Теперь вот через эту самую Нинкину дурость мало того, что без второй премии жить приходится, так и первой уже два раза, сволочи, лишали. Начальник цеха так и сказал: вы теперь богатые, так что с полгодика и без премии проживёте, не похудеете. Представляешь?!

Дядя Вова, не иначе как представил, выругался, правда как–то невнятно, пробурчал что–то, но больше ничего не сказал. Да и что тут скажешь, если вокруг жизнь такая несправедливая?! А почему она несправедливая? Правильно! Несправедливая она, потому что бабы мозгами пользоваться не умеют!

***

Весь этот разговор слышала и очень внимательно слушала соседская кошка Вероника, у бабки Тарзанихи живёт. Кошка эта, Вероника, хоть и кошка, она до того стерва, что во дворе все не перестают удивляться. Она что придумала: как завидит кого на этой лавочке, и что удивительно, видит она исключительно мужиков, которые втихаря соображают, сразу щасть к лавочке и на землю падает, это она так голодный обморок изображает. Видать и у неё мозги, свои, кошачьи есть, и она пользоваться ими умеет.
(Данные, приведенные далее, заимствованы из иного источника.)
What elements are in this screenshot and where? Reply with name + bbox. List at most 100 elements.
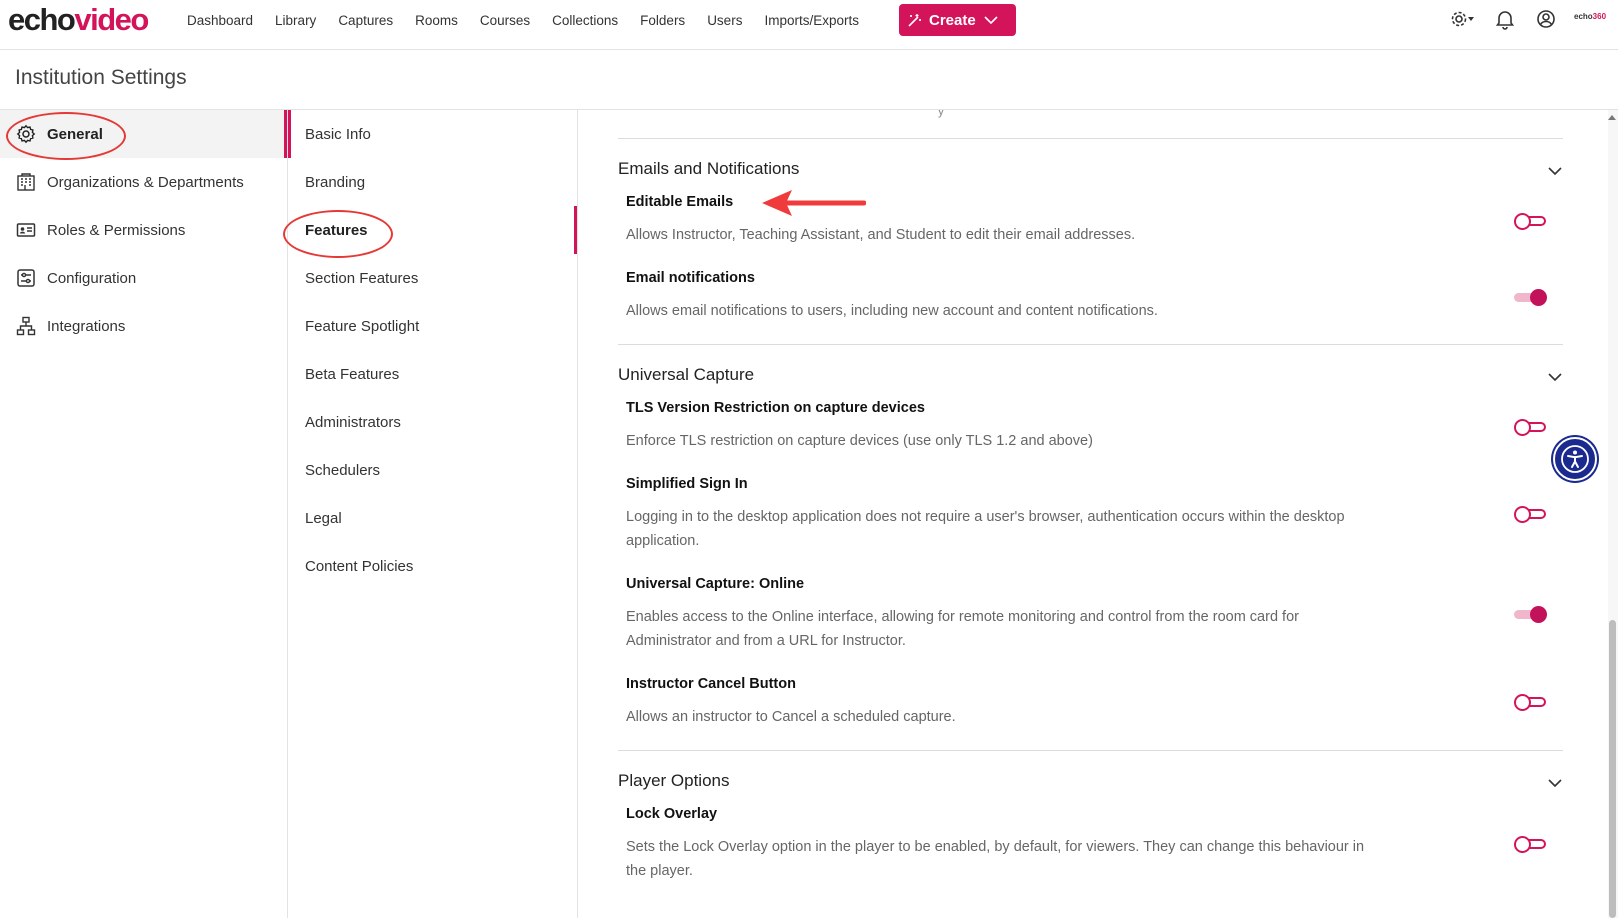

Поначалу очень даже неплохо срабатывало. Ведь мужик наш, он ведь не только когда подвыпивший добрый, он вообще добрый. А почему, спрашивается? А я отвечу: потому что мозги имеет и пользуется ими. А когда пользуется, то всем живым тварям счастливой жизни желает, даже бабам, которые мозгами пользоваться не умеют, а может у них мозгов и вообще нету, вымерли за ненадобностью.

Так вот, мужики сидят, выпивают, о чём–то своём, очень важном разговаривают, а Вероника, ну кошка, рядом на земле лежит, как бы без сознания, так мало того, она, сучка, ещё и лапой дрыгает, мол, плохо ей, от голода помирает. Ну мужики, что мужики, добрые они все, чего повкуснее: колбаски там, сальца, рыбки ей и подбросят. А та, вот ведь сучка, хоть и не человек, а мозги свои, кошачьи, имеет, и пользуется ими, хвать то, что ей бросили, быстренько слопает и опять бац в обморок, и опять лыпой дрыгает.
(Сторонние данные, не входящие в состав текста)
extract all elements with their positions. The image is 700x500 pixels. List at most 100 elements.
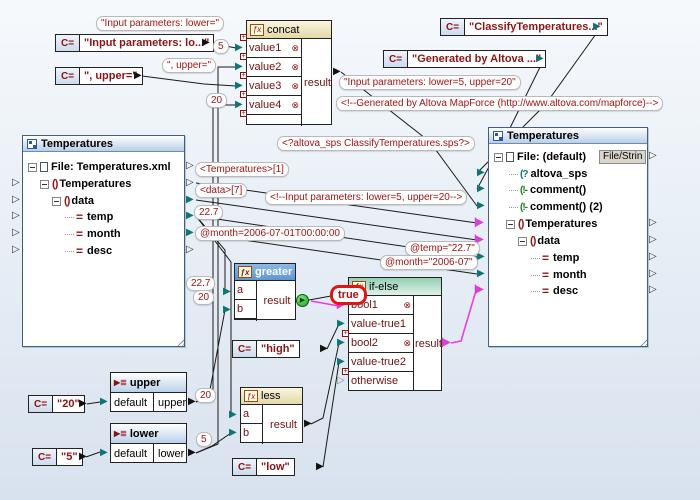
output-connector[interactable]: [649, 269, 657, 279]
output-connector-temp[interactable]: [186, 211, 194, 221]
input-connector-temperatures[interactable]: [474, 218, 483, 228]
input-connector-a[interactable]: [229, 410, 237, 420]
function-input-row[interactable]: b: [241, 424, 262, 443]
constant-comma-upper[interactable]: C= ", upper=": [55, 67, 143, 85]
function-input-row[interactable]: value-true2: [349, 353, 413, 372]
output-connector-temperatures[interactable]: [186, 178, 194, 188]
tree-row-desc[interactable]: desc: [531, 283, 578, 299]
input-connector-default[interactable]: [100, 397, 108, 407]
add-icon[interactable]: [240, 34, 247, 41]
input-connector[interactable]: [12, 245, 20, 255]
input-connector-bool2[interactable]: [337, 338, 345, 348]
constant-five[interactable]: C= "5": [32, 448, 83, 466]
function-input-row[interactable]: value3: [247, 77, 301, 96]
function-input-row[interactable]: bool2: [349, 334, 413, 353]
output-connector[interactable]: [79, 399, 87, 409]
function-input-row[interactable]: a: [241, 405, 262, 424]
collapse-minus-icon[interactable]: [518, 237, 527, 246]
constant-twenty[interactable]: C= "20": [28, 395, 85, 413]
output-connector[interactable]: [649, 151, 657, 161]
input-connector-value-true1[interactable]: [337, 319, 345, 329]
resize-grip[interactable]: [175, 337, 184, 346]
delete-icon[interactable]: [403, 301, 411, 310]
constant-input-params-lower[interactable]: C= "Input parameters: lo...": [55, 34, 214, 52]
input-connector-value-true2[interactable]: [337, 357, 345, 367]
variable-title-bar[interactable]: upper: [111, 373, 186, 393]
output-connector[interactable]: [202, 38, 210, 48]
input-connector[interactable]: [12, 178, 20, 188]
output-connector[interactable]: [649, 218, 657, 228]
add-icon[interactable]: [240, 72, 247, 79]
input-connector-b[interactable]: [229, 428, 237, 438]
delete-icon[interactable]: [291, 63, 299, 72]
function-title-bar[interactable]: ƒx less: [241, 388, 302, 405]
output-connector-file[interactable]: [186, 161, 194, 171]
function-input-row[interactable]: value1: [247, 39, 301, 58]
input-connector-comment2[interactable]: [477, 201, 485, 211]
input-connector-value2[interactable]: [235, 62, 243, 72]
add-icon[interactable]: [342, 330, 349, 337]
variable-input-cell[interactable]: default: [111, 393, 154, 412]
tree-row-temp[interactable]: temp: [531, 250, 579, 266]
output-connector[interactable]: [649, 285, 657, 295]
input-connector-value3[interactable]: [235, 81, 243, 91]
input-connector-comment1[interactable]: [477, 184, 485, 194]
function-title-bar[interactable]: ƒx greater: [235, 264, 295, 281]
tree-row-temperatures[interactable]: Temperatures: [40, 176, 131, 192]
resize-grip[interactable]: [638, 337, 647, 346]
function-input-row[interactable]: value-true1: [349, 315, 413, 334]
output-connector[interactable]: [593, 22, 601, 32]
component-title-bar[interactable]: Temperatures: [23, 136, 184, 152]
delete-icon[interactable]: [291, 44, 299, 53]
target-component-temperatures[interactable]: Temperatures File: (default) File/Strin …: [488, 127, 648, 347]
function-less[interactable]: ƒx less a b result: [240, 387, 303, 443]
delete-icon[interactable]: [403, 339, 411, 348]
variable-upper[interactable]: upper default upper: [110, 372, 187, 412]
output-connector-lower[interactable]: [188, 448, 196, 458]
variable-lower[interactable]: lower default lower: [110, 423, 187, 463]
play-value-indicator[interactable]: [296, 294, 309, 307]
function-input-row[interactable]: value2: [247, 58, 301, 77]
delete-icon[interactable]: [291, 101, 299, 110]
input-connector-a[interactable]: [223, 287, 231, 297]
add-icon[interactable]: [240, 110, 247, 117]
output-connector-result[interactable]: [441, 338, 450, 348]
output-connector[interactable]: [134, 71, 142, 81]
tree-row-altova-sps[interactable]: altova_sps: [509, 166, 587, 182]
input-connector-b[interactable]: [223, 305, 231, 315]
output-connector[interactable]: [649, 252, 657, 262]
input-connector-month[interactable]: [477, 269, 485, 279]
input-connector-default[interactable]: [100, 448, 108, 458]
output-connector-month[interactable]: [186, 228, 194, 238]
output-connector-data[interactable]: [186, 195, 194, 205]
output-connector[interactable]: [316, 462, 324, 472]
collapse-minus-icon[interactable]: [40, 180, 49, 189]
variable-input-cell[interactable]: default: [111, 444, 154, 463]
output-connector-desc[interactable]: [186, 245, 194, 255]
function-greater[interactable]: ƒx greater a b result: [234, 263, 296, 320]
input-connector-desc[interactable]: [474, 285, 483, 295]
constant-high[interactable]: C= "high": [232, 340, 300, 358]
tree-row-comment2[interactable]: comment() (2): [509, 199, 603, 215]
variable-output-cell[interactable]: lower: [155, 444, 187, 463]
function-input-row[interactable]: a: [235, 281, 256, 300]
tree-row-data[interactable]: data: [518, 233, 560, 249]
input-connector[interactable]: [12, 228, 20, 238]
collapse-minus-icon[interactable]: [494, 153, 503, 162]
input-connector-value1[interactable]: [235, 43, 243, 53]
tree-row-comment1[interactable]: comment(): [509, 182, 586, 198]
tree-row-file[interactable]: File: Temperatures.xml: [28, 159, 171, 175]
function-input-row[interactable]: otherwise: [349, 372, 413, 391]
variable-output-cell[interactable]: upper: [155, 393, 187, 412]
output-connector[interactable]: [79, 452, 87, 462]
input-connector-otherwise[interactable]: [337, 376, 345, 386]
collapse-minus-icon[interactable]: [506, 220, 515, 229]
file-string-button[interactable]: File/Strin: [599, 150, 646, 164]
source-component-temperatures[interactable]: Temperatures File: Temperatures.xml Temp…: [22, 135, 185, 347]
output-connector[interactable]: [536, 54, 544, 64]
tree-row-data[interactable]: data: [52, 193, 94, 209]
tree-row-file-default[interactable]: File: (default): [494, 149, 586, 165]
constant-low[interactable]: C= "low": [232, 458, 295, 476]
variable-title-bar[interactable]: lower: [111, 424, 186, 444]
input-connector-altova-sps[interactable]: [477, 168, 485, 178]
Думаете что, мужики не раскусили её художества? Очень даже быстренько раскусили. Только кошка Вероника от этого разоблачения только выиграла. Если раньше, ну до разоблачения, иногда подолгу на земле валяться приходилось, то теперь минут пять поваляется, лапой подрыгает, а мужики налюбуются, натешатся, как же, цирк бесплатный, и бросают ей что повкуснее. Некоторые, представляете?!, даже специально для этой Вероники стали свежую рыбку приносить. Где брали, неизвестно. Может сами на рыбалку ходили, а может покупали у кого–нибудь.
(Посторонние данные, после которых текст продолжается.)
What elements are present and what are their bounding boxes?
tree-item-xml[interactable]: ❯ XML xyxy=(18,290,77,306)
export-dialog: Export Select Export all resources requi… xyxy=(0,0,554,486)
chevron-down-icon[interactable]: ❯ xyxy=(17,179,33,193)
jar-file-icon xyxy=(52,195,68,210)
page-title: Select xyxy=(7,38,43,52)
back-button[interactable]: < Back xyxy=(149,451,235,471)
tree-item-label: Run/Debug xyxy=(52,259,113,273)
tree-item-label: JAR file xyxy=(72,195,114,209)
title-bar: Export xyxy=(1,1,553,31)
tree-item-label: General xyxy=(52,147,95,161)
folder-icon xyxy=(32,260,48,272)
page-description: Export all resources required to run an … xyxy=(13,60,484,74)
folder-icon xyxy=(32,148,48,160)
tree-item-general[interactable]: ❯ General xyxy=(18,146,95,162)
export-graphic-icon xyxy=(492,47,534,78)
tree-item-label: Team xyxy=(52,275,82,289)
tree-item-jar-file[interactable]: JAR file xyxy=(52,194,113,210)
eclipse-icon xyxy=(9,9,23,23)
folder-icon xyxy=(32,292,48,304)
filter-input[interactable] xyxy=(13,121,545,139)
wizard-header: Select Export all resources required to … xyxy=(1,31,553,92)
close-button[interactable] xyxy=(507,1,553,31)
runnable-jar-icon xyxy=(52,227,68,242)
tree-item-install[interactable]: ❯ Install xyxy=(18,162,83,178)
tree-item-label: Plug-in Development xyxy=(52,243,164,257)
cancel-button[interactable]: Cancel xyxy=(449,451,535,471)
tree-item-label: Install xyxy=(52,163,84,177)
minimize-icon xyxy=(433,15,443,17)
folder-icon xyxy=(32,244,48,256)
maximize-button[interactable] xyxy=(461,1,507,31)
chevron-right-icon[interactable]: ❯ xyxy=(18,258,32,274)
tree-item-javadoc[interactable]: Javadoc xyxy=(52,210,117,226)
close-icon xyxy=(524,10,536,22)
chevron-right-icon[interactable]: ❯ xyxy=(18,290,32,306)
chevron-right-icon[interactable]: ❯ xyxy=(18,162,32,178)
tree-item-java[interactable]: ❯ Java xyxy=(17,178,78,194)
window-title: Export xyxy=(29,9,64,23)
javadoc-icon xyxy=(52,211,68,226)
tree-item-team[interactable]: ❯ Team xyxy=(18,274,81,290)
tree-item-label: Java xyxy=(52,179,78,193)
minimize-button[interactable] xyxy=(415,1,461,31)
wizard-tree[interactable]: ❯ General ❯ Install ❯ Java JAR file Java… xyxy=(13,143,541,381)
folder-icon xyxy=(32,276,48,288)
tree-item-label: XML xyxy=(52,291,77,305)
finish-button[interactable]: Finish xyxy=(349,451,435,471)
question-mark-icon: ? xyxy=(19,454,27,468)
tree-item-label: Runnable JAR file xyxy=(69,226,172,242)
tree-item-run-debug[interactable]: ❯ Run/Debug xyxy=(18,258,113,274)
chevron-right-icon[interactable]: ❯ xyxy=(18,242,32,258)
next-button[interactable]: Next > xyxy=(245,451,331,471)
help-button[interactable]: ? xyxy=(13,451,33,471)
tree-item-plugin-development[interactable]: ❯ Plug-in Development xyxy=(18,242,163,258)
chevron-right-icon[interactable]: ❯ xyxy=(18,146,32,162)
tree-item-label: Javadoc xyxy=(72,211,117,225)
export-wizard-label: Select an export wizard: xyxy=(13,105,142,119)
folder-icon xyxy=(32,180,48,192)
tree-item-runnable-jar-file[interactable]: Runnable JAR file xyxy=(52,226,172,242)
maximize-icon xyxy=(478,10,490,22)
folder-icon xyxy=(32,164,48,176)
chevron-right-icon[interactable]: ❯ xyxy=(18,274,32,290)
Вот и сегодня кошка Вероника старательно изображала перед Толяном и дедом Вовой свой фирменный голодный обморок и лапой дрыгала. Но пока что ничегошеньки ей не перепало, а потому что не до неё, знаете уже какие дела у Толяна творятся! Но кошке Веронике вовсе не нужны были ни колбаска, ни рыбка плотва, в конце концов, не голодная. Сегодня, она как услышала рассказ Толяна о жизни его многотрудной, так сразу же обо всей жратве на свете позабыла.

Дело в том, что Вероника, кошка, тайком вздыхала по Толянову коту, Иннокентию, но увы, вздыхала безответно. Правда Вероника не отчаивалась, не на ту напали, а жила исключительно ожиданием ответных воздыханий со стороны кота Иннокентия. И теперь вот, как только она печальный Толянов рассказ о жизни его многотрудной и как она поняла безденежной прослушала, так чуть было в небо не подскочила. Это какая же удача на неё свалилась! Не иначе бог ихний, кошачий, всё–таки существует и мало того, что существует, услышал он Вероникины молитвы и просьбы, сжалился. Вот теперь бы ещё надо попросить, помолиться ему, чтобы Дерезу, тоже кошка, тоже у бабки живёт только у другой, дел куда–нибудь подальше.

Дело в том, что Дереза эта, она ещё похлеще стерва, чем Вероника. Нет, она в голодные обмороки перед мужиками не падала, видать мозгов не хватает или пользоваться ими не умеет, она похлеще и похуже придумала, стерва. А придумала она то, что Иннокентий, кот Толянов, глаз на неё положил и так крепко положил, что других кошек вообще перестал замечать. Ой, вот только не надо, мол, это он всё сам и что Дереза здесь совсем не причём. Как же, не причём она, знаем!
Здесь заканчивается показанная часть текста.